Der britische Premier David Cameron hat es derzeit nicht leicht. Außenpolitisch muss er sich von der Labour-Opposition und Rebellen in der eigenen Partei einen Militäreinsatz in Syrien verbieten lassen. Innenpolitisch treibt ihn die rechtspopulistische 'UK Independence Party' (Ukip) vor sich her. Und das, obwohl sie alles dafür tut, einer Beurteilung des damaligen konservativen Oppositionsführers Cameron von 2006 gerecht zu werden, Ukip rekrutiere sich vornehmlich aus 'fruitcakes and closet racists' - Verrückten und heimlichen Rassisten.
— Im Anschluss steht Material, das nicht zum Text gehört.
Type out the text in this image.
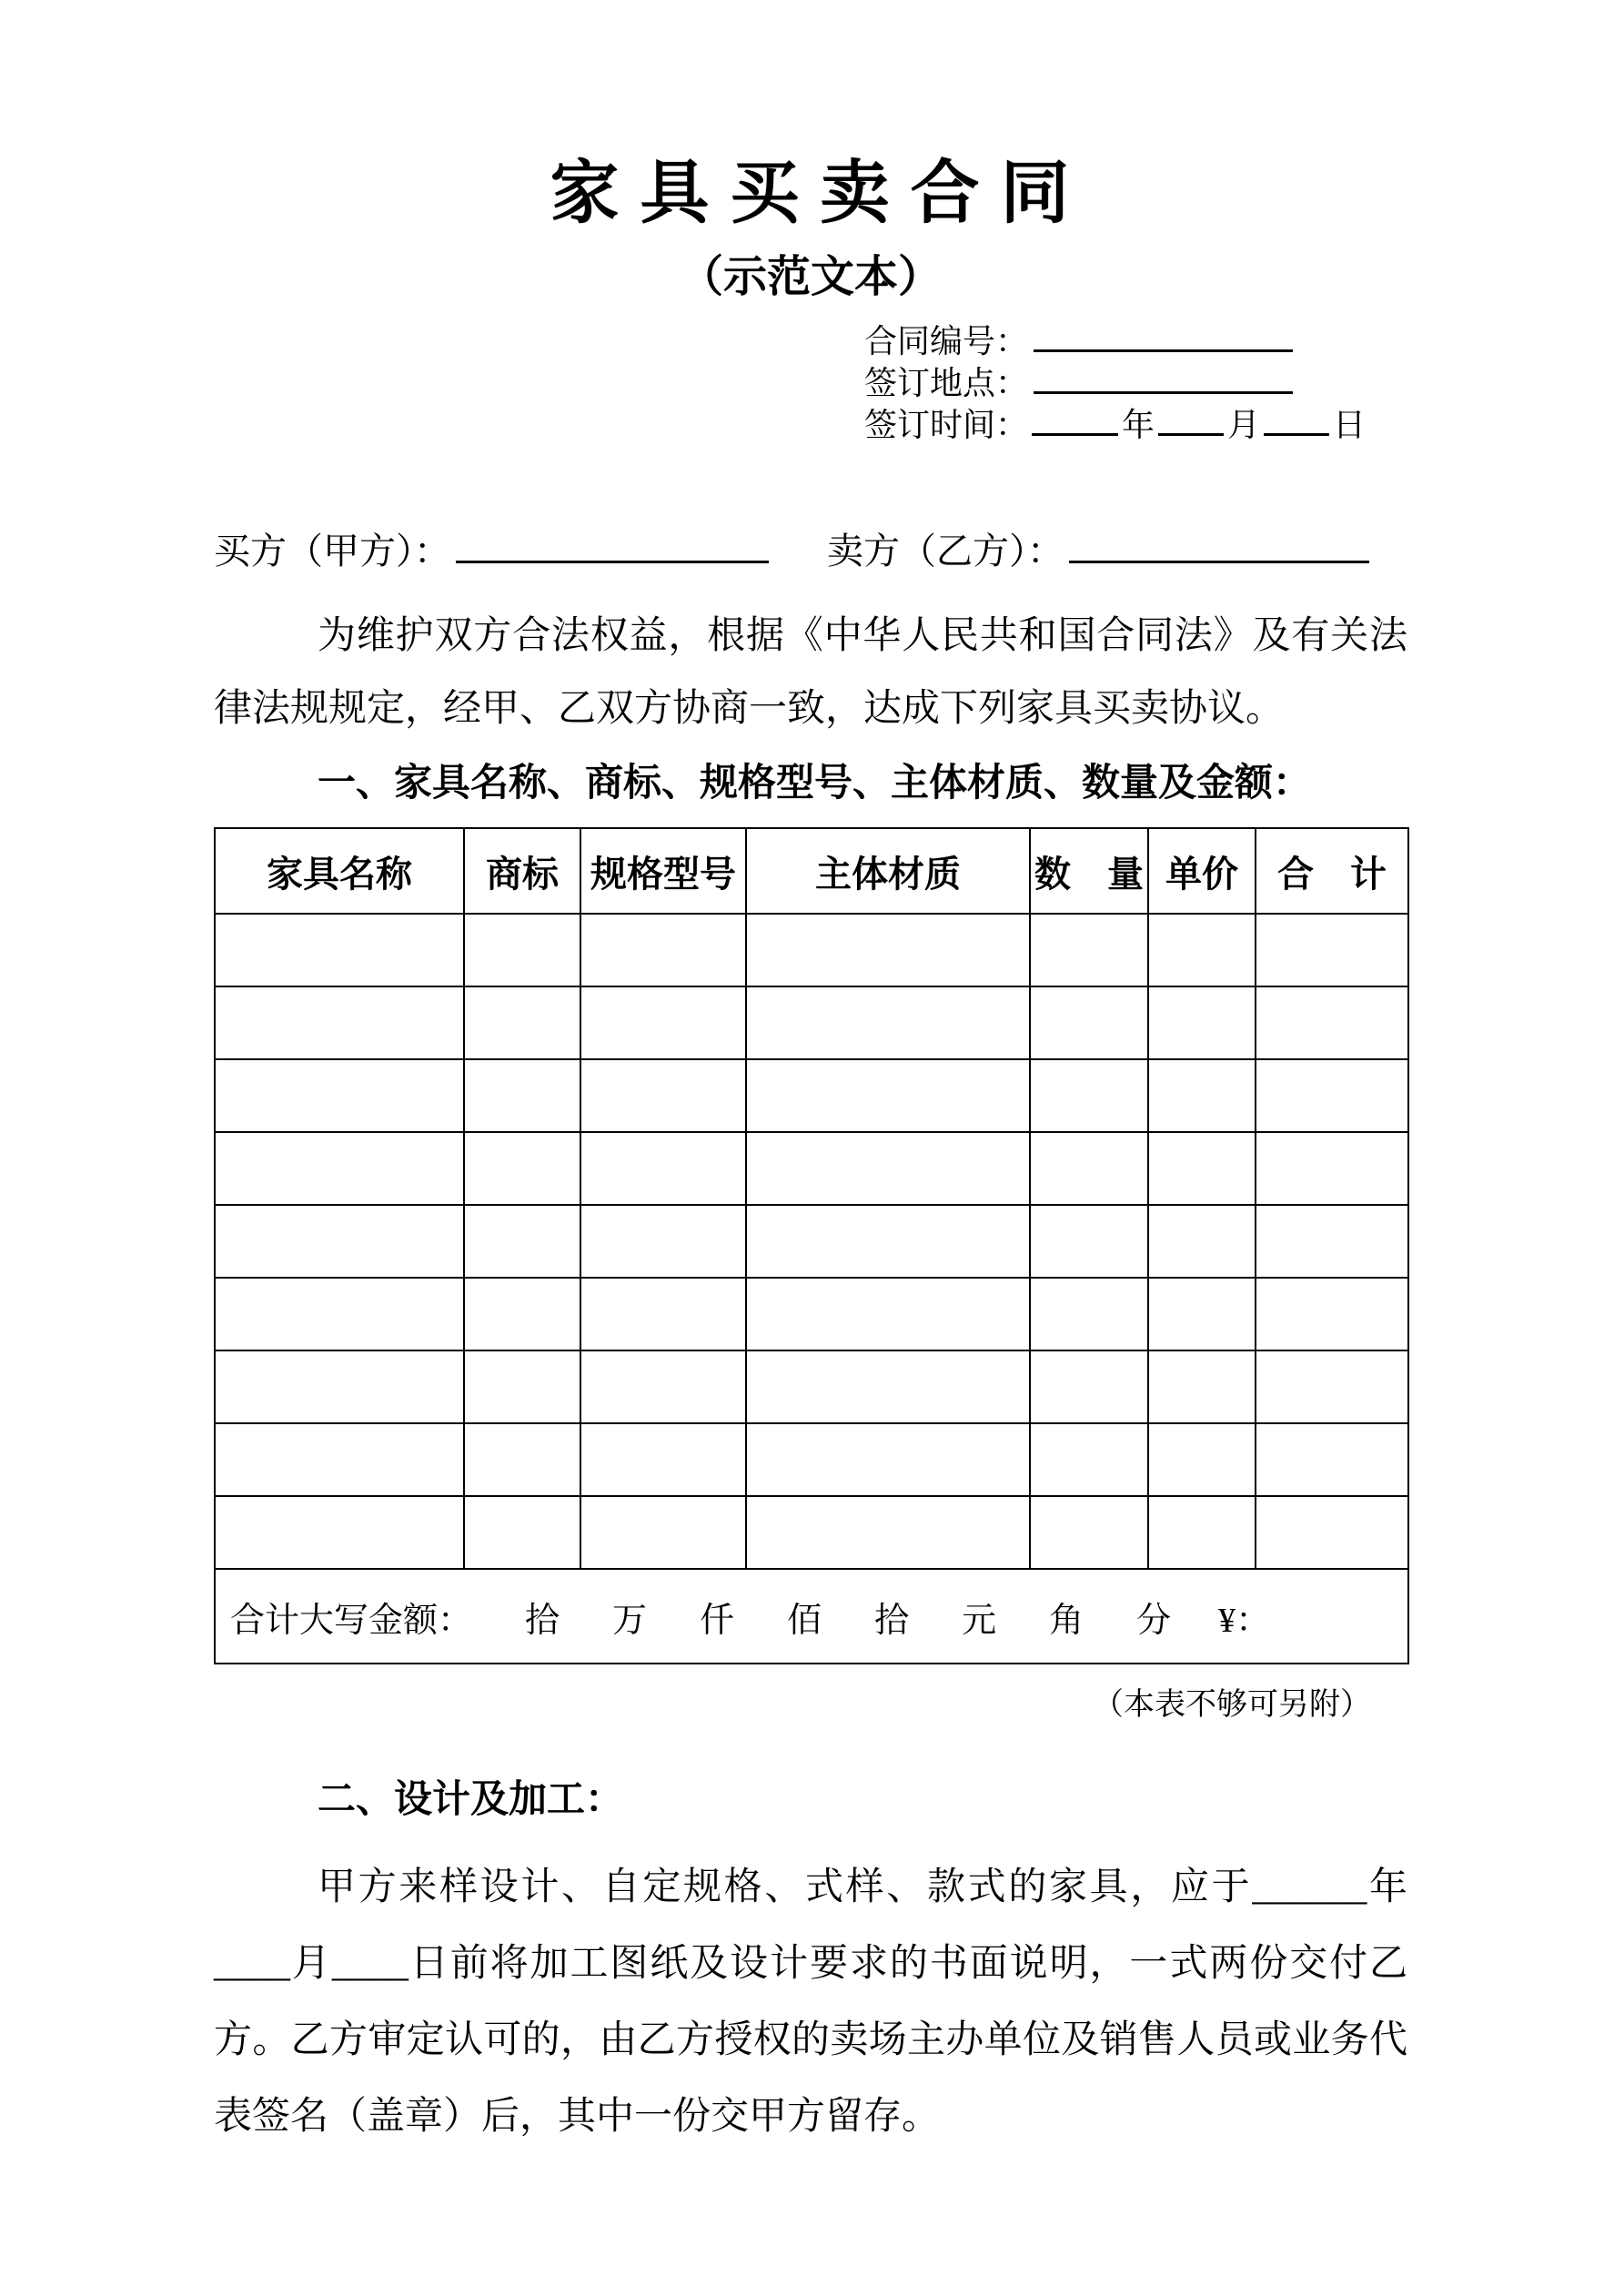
家 具 买 卖 合 同
（示范文本）
合同编号：
签订地点：
签订时间：	年 月 日
买方（甲方）：	卖方（乙方）：

为维护双方合法权益，根据《中华人民共和国合同法》及有关法律法规规定，经甲、乙双方协商一致，达成下列家具买卖协议。

一、家具名称、商标、规格型号、主体材质、数量及金额：
家具名称	商标	规格型号	主体材质	数　量	单价	合　计

合计大写金额： 拾 万 仟 佰 拾 元 角 分 ¥：
（本表不够可另附）
二、设计及加工：

甲方来样设计、自定规格、式样、款式的家具，应于______年____月____日前将加工图纸及设计要求的书面说明，一式两份交付乙方。乙方审定认可的，由乙方授权的卖场主办单位及销售人员或业务代表签名（盖章）后，其中一份交甲方留存。
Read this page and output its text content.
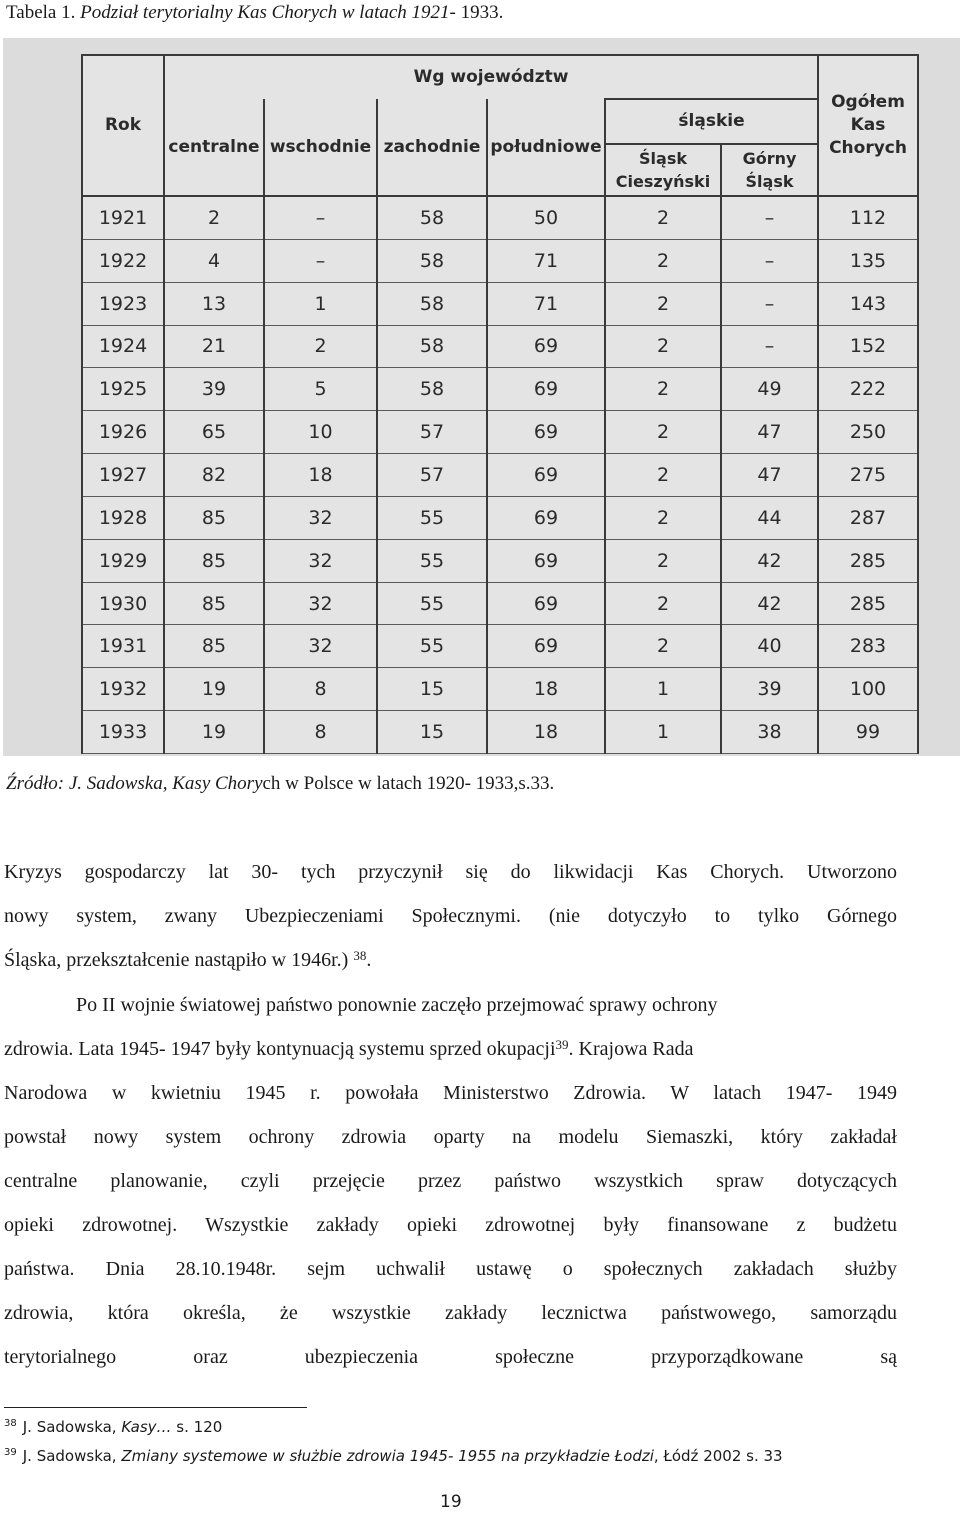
Tabela 1. Podział terytorialny Kas Chorych w latach 1921- 1933.
Rok	Wg województw						Ogółem Kas Chorych
	centralne	wschodnie	zachodnie	południowe	śląskie		
					Śląsk Cieszyński	Górny Śląsk	
1921	2	–	58	50	2	–	112
1922	4	–	58	71	2	–	135
1923	13	1	58	71	2	–	143
1924	21	2	58	69	2	–	152
1925	39	5	58	69	2	49	222
1926	65	10	57	69	2	47	250
1927	82	18	57	69	2	47	275
1928	85	32	55	69	2	44	287
1929	85	32	55	69	2	42	285
1930	85	32	55	69	2	42	285
1931	85	32	55	69	2	40	283
1932	19	8	15	18	1	39	100
1933	19	8	15	18	1	38	99
Źródło: J. Sadowska, Kasy Chorych w Polsce w latach 1920- 1933,s.33.
Kryzys gospodarczy lat 30- tych przyczynił się do likwidacji Kas Chorych. Utworzono
nowy system, zwany Ubezpieczeniami Społecznymi. (nie dotyczyło to tylko Górnego
Śląska, przekształcenie nastąpiło w 1946r.) $^{38}$.
Po II wojnie światowej państwo ponownie zaczęło przejmować sprawy ochrony
zdrowia. Lata 1945- 1947 były kontynuacją systemu sprzed okupacji$^{39}$. Krajowa Rada
Narodowa w kwietniu 1945 r. powołała Ministerstwo Zdrowia. W latach 1947- 1949
powstał nowy system ochrony zdrowia oparty na modelu Siemaszki, który zakładał
centralne planowanie, czyli przejęcie przez państwo wszystkich spraw dotyczących
opieki zdrowotnej. Wszystkie zakłady opieki zdrowotnej były finansowane z budżetu
państwa. Dnia 28.10.1948r. sejm uchwalił ustawę o społecznych zakładach służby
zdrowia, która określa, że wszystkie zakłady lecznictwa państwowego, samorządu
terytorialnego oraz ubezpieczenia społeczne przyporządkowane są
$^{38}$ J. Sadowska, Kasy… s. 120
$^{39}$ J. Sadowska, Zmiany systemowe w służbie zdrowia 1945- 1955 na przykładzie Łodzi, Łódź 2002 s. 33
19
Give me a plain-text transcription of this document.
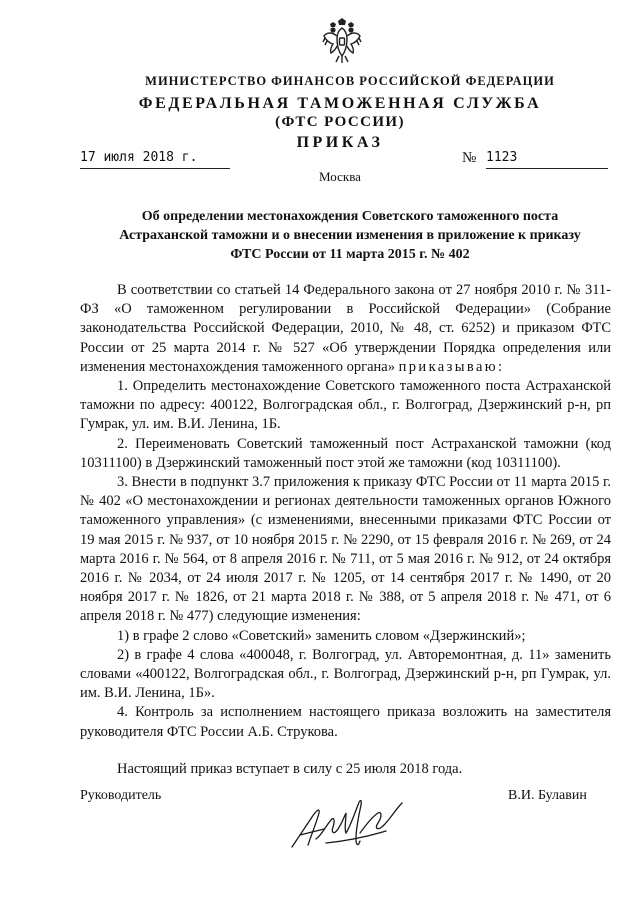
МИНИСТЕРСТВО ФИНАНСОВ РОССИЙСКОЙ ФЕДЕРАЦИИ
ФЕДЕРАЛЬНАЯ ТАМОЖЕННАЯ СЛУЖБА
(ФТС РОССИИ)
ПРИКАЗ
17 июля 2018 г.	№ 1123
Москва
Об определении местонахождения Советского таможенного поста
Астраханской таможни и о внесении изменения в приложение к приказу
ФТС России от 11 марта 2015 г. № 402

В соответствии со статьей 14 Федерального закона от 27 ноября 2010 г. № 311-ФЗ «О таможенном регулировании в Российской Федерации» (Собрание законодательства Российской Федерации, 2010, № 48, ст. 6252) и приказом ФТС России от 25 марта 2014 г. № 527 «Об утверждении Порядка определения или изменения местонахождения таможенного органа» приказываю:

1. Определить местонахождение Советского таможенного поста Астраханской таможни по адресу: 400122, Волгоградская обл., г. Волгоград, Дзержинский р-н, рп Гумрак, ул. им. В.И. Ленина, 1Б.

2. Переименовать Советский таможенный пост Астраханской таможни (код 10311100) в Дзержинский таможенный пост этой же таможни (код 10311100).

3. Внести в подпункт 3.7 приложения к приказу ФТС России от 11 марта 2015 г. № 402 «О местонахождении и регионах деятельности таможенных органов Южного таможенного управления» (с изменениями, внесенными приказами ФТС России от 19 мая 2015 г. № 937, от 10 ноября 2015 г. № 2290, от 15 февраля 2016 г. № 269, от 24 марта 2016 г. № 564, от 8 апреля 2016 г. № 711, от 5 мая 2016 г. № 912, от 24 октября 2016 г. № 2034, от 24 июля 2017 г. № 1205, от 14 сентября 2017 г. № 1490, от 20 ноября 2017 г. № 1826, от 21 марта 2018 г. № 388, от 5 апреля 2018 г. № 471, от 6 апреля 2018 г. № 477) следующие изменения:

1) в графе 2 слово «Советский» заменить словом «Дзержинский»;

2) в графе 4 слова «400048, г. Волгоград, ул. Авторемонтная, д. 11» заменить словами «400122, Волгоградская обл., г. Волгоград, Дзержинский р-н, рп Гумрак, ул. им. В.И. Ленина, 1Б».

4. Контроль за исполнением настоящего приказа возложить на заместителя руководителя ФТС России А.Б. Струкова.

Настоящий приказ вступает в силу с 25 июля 2018 года.

Руководитель	В.И. Булавин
Ukip Parteichef Nigel Farage

Der Ausstieg aus der EU ist das eine große Ukip-Thema. Das andere ist Einwanderung - oder, wie Farage ausnahmslos formuliert, die 'ungebremste Einwanderung'. Tatsächlich aber berichten britische Politiker jeder Couleur: nicht die Wirtschaft, nicht militärische Interventionen in Nahost, nein, die Immigration sei bei ihren Wählern das meistdiskutierte Thema. Cameron hat hartes Durchgreifen signalisiert. Seine 'Immigration Bill', die er kommenden Monat vorlegen will, sieht unter anderem vor, dass Vermieter und Arbeitgeber künftig Rechenschaft über den Visa-Status ihrer Mieter und Angestellten ablegen müssen. Kriminelle Ausländer sollen leichter abgeschoben werden können. Der Gesetzesentwurf will auch den Zugang von Einwanderern zu Gesundheitsversorgung, Rechtshilfe und Arbeitslosengeld einschränken.

Immer noch gibt es jedoch viele, die finden, die Pläne der Regierung gingen nicht weit genug. Einer davon ist David Goodhart. Seine jüngst in der Times veröffentlichten Forderungen lauten: Ausbildungsplätze seien für britische Lehrlinge zu reservieren. Auch sollten alle EU-Länder, deren Beschäftigungsquote unter 75 Prozent des europäischen Durchschnitts liege, vom gesamteuropäischen Arbeitsmarkt ausgeschlossen werden. So werde der 'Export von Arbeitslosigkeit' verhindert.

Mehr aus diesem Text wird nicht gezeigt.